Background and Aims::In the treatment of chronic hepatitis B (CHB) infection, stimulation of innate immunity may lead to hepatitis B virus (HBV) cure. Alpha‐kinase 1 (ALPK1) is a pattern recognition receptor (PRR) that activates the NF‐κB pathway and stimulates innate immunity. Here we characterized the preclinical anti‐HBV efficacy of DF‐006, an orally active agonist of ALPK1 currently in clinical development for CHB.
Approach and Results::In adeno‐associated virus (AAV)‐HBV mouse models and primary human hepatocytes (PHHs) infected with HBV, we evaluated the antiviral efficacy of DF‐006. In the mouse models, DF‐006 rapidly reduced serum HBV DNA, hepatitis B surface antigen, and hepatitis B e antigen levels using doses as low as 0.08 μg/kg, 1 μg/kg, and 5 μg/kg, respectively. DF‐006 in combination with the HBV nucleoside reverse transcriptase inhibitor, entecavir, further reduced HBV DNA. Antiviral efficacy in mice was associated with an increase in immune cell infiltration and decrease of hepatitis B core antigen, encapsidated pregenomic RNA, and covalently closed circular DNA in liver. At subnanomolar concentrations, DF‐006 also showed anti‐HBV efficacy in PHH with significant reductions of HBV DNA. Following dosing with DF‐006, there was upregulation of NF‐κB‐targeted genes that are involved in innate immunity.

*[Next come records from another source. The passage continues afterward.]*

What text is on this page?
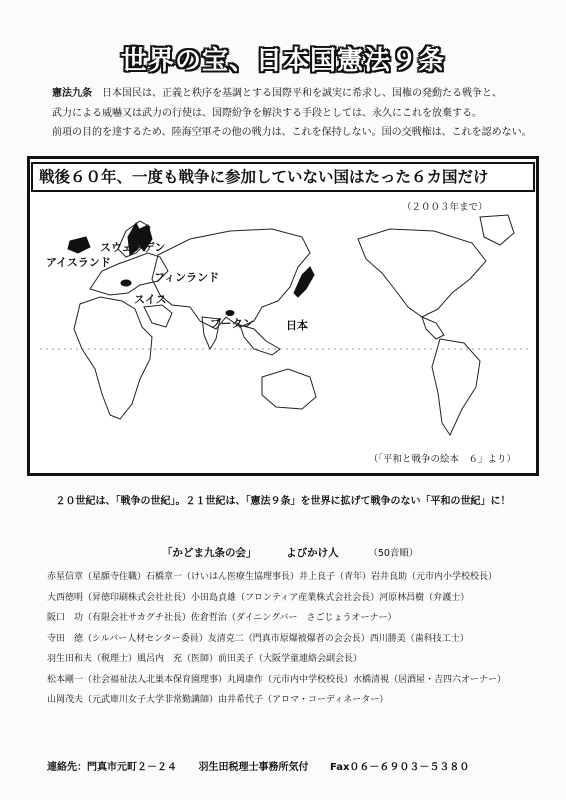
世界の宝、日本国憲法９条
憲法九条　 日本国民は、正義と秩序を基調とする国際平和を誠実に希求し、国権の発動たる戦争と、
武力による威嚇又は武力の行使は、国際紛争を解決する手段としては、永久にこれを放棄する。
前項の目的を達するため、陸海空軍その他の戦力は、これを保持しない。国の交戦権は、これを認めない。
戦後６０年、一度も戦争に参加していない国はたった６カ国だけ
（２００３年まで）
アイスランド
スウェーデン
フィンランド
スイス
ブータン	日本
（「平和と戦争の絵本　６」より）
２０世紀は、「戦争の世紀」。２１世紀は、「憲法９条」を世界に拡げて戦争のない「平和の世紀」に！
「かどま九条の会」	よびかけ人	（50音順）
赤星信章（星願寺住職）石橋章一（けいはん医療生協理事長）井上良子（青年）岩井良助（元市内小学校校長）
大西徳明（昇徳印刷株式会社社長）小田島貞雄（フロンティア産業株式会社会長）河原林昌樹（弁護士）
阪口　功（有限会社サカグチ社長）佐倉哲治（ダイニングバー　さごじょうオーナー）
寺田　徳（シルバー人材センター委員）友清克二（門真市原爆被爆者の会会長）西川勝美（歯科技工士）
羽生田和夫（税理士）風呂内　充（医師）前田美子（大阪学童連絡会副会長）
松本剛一（社会福祉法人北巣本保育園理事）丸岡康作（元市内中学校校長）水橋清視（居酒屋・吉四六オーナー）
山岡茂夫（元武庫川女子大学非常勤講師）由井希代子（アロマ・コーディネーター）
連絡先：門真市元町２－２４ 羽生田税理士事務所気付 Fax０６－６９０３－５３８０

Conclusion::DF‐006 was efficacious in mouse and PHH models of HBV without any indications of overt toxicity. In mice, DF‐006 localized primarily to the liver where it potently activated innate immunity. The transcriptional response in mouse liver provides insights into mechanisms that mediate anti‐HBV efficacy by DF‐006.